Pilihannya tergantung pada apa yang terjadi kemudian, kata Lera Miles, Pejabat Senior Program Pusat Pemantauan Konservasi Lingkungan Hidup Dunia PBB.

Miles menjadi panelis pada Global Landscapes Forum: Peatlands Matter di Jakarta, 18 Mei.
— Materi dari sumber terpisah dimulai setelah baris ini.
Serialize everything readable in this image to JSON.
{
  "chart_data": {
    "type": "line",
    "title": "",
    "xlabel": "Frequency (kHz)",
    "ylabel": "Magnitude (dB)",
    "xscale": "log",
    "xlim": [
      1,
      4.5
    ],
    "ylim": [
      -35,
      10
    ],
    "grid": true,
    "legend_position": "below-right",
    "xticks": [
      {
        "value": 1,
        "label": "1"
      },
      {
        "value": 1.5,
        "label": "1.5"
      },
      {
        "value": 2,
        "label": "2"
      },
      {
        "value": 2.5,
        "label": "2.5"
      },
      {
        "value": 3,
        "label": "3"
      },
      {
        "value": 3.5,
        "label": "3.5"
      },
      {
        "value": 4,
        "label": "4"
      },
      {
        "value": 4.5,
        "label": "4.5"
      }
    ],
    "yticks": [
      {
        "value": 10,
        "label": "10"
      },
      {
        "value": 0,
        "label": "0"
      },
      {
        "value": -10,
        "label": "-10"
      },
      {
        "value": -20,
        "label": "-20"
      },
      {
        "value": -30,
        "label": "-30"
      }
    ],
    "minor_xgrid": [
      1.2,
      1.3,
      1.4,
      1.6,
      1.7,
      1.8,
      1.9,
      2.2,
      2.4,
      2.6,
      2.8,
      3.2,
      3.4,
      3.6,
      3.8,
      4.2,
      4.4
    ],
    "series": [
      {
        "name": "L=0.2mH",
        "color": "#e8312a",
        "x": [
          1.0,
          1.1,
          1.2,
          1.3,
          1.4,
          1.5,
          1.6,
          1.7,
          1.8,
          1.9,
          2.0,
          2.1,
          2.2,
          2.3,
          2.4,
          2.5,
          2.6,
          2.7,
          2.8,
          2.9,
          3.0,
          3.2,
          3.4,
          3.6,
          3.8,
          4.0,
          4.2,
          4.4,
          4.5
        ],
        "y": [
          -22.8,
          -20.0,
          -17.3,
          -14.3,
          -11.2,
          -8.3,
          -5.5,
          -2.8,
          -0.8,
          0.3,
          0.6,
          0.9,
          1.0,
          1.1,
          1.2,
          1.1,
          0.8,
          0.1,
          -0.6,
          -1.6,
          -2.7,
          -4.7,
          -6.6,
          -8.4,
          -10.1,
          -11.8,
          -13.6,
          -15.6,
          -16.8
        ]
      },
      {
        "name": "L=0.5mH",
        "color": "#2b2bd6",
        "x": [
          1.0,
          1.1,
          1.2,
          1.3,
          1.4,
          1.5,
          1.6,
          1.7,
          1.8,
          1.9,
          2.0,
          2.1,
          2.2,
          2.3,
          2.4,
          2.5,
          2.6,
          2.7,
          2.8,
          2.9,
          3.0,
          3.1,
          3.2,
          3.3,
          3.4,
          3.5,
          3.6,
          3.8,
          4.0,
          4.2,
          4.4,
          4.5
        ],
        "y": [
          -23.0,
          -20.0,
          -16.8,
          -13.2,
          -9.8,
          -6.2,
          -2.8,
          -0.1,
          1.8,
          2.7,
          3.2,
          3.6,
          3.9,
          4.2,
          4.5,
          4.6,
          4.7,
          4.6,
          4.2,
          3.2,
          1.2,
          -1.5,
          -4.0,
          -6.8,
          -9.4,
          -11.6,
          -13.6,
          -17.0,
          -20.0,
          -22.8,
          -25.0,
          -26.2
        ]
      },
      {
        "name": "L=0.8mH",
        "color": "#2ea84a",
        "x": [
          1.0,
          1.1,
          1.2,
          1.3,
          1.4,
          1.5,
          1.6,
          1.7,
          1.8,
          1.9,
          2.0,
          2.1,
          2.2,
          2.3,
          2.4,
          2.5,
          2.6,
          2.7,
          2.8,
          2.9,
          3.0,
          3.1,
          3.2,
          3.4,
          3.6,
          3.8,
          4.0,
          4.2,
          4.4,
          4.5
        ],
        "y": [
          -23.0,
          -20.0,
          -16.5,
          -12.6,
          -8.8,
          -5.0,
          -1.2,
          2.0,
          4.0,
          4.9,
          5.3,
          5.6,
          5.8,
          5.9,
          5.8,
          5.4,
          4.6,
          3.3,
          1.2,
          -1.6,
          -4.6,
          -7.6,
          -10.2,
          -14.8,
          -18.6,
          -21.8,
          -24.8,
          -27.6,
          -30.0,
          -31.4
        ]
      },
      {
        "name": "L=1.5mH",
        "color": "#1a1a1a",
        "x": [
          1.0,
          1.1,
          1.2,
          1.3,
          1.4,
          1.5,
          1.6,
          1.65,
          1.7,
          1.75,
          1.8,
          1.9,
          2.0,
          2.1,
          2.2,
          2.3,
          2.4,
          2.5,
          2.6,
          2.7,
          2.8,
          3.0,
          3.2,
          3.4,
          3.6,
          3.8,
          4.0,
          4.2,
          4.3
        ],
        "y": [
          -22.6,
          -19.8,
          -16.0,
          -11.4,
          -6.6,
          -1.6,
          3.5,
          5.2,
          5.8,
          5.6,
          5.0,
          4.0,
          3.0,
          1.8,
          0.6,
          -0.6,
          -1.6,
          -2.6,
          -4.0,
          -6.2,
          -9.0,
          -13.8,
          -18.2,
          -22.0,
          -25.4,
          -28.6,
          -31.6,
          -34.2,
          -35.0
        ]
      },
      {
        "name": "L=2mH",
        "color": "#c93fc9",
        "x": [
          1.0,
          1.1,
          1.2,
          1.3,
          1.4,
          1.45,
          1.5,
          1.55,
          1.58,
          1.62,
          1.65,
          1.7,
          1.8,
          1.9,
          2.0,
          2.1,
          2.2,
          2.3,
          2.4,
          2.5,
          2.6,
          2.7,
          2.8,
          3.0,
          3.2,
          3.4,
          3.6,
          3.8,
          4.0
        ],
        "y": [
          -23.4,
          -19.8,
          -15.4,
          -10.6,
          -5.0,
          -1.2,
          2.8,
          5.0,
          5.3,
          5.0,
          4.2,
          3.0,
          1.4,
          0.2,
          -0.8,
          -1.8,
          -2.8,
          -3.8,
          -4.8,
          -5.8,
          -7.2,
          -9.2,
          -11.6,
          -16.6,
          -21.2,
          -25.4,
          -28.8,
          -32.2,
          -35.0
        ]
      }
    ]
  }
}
Acara ini menyatukan 425 pemangku kepentingan dari pemerintah, sektor swasta, masyarakat ilmiah dan masyarakat sipil dalam mempercepat aksi positif tata kelola lahan gambut global.

Ia mempresentasikan penelitiannya pada dsikusi ilmiah Forum sore hari, berjudul Menemukan kembali stok karbon lahan basah dan lahan gambut tropis, yang digelar dan dimoderasi oleh ilmuwan Pusat Penelitian Kehutanan Internasional (CIFOR). Sesi ini mendiskusikan alat terbaru untuk mengidentifikasi dan melokalisasi lahan basah dan lahan gambut, serta mengungkap bagaimana ilmuwan menentukan stok karbon.

Miles berbicara dengan Kepala Editorial Forests News Leona Liu mengenai bagaimana menjamin kelestarian lahan gambut yang baru ditemukan ini.

* Transkrip lengkap wawancara tersedia di bawah ini.

Apa fokus kerja Anda di UN Environment?

Saya bertugas di Pusat Pemantauan Konservasi Lingkungan Hidup Dunia PBB, yang berkantor di Inggris. Telah lebih dari 10 tahun, kami mengerjakan UN REDD+, terutama mendukung program UN REDD+ dan negara-negara peserta program ini untuk memikirkan bagaimana mengelola stok karbon hutan seraya meningkatkan nilai-nilai lain – menjamin perlindungan keragaman hayati, dan jasa lingkungan yang dibutuhkan masyarakat. Jadi termasuk memetakan upaya bagaimana mendistribusikan nilai-nilai tersebut di hutan, dan juga, beberapa perlindungan yang ada.

Pada sesi hari ini, Anda menjelaskan apa yang disebut ‘emas hitam’, atau stok karbon yang ditemukan di gambut. Bisakah dijelaskan apa yang telah Anda sampaikan pada forum diskusi tersebut?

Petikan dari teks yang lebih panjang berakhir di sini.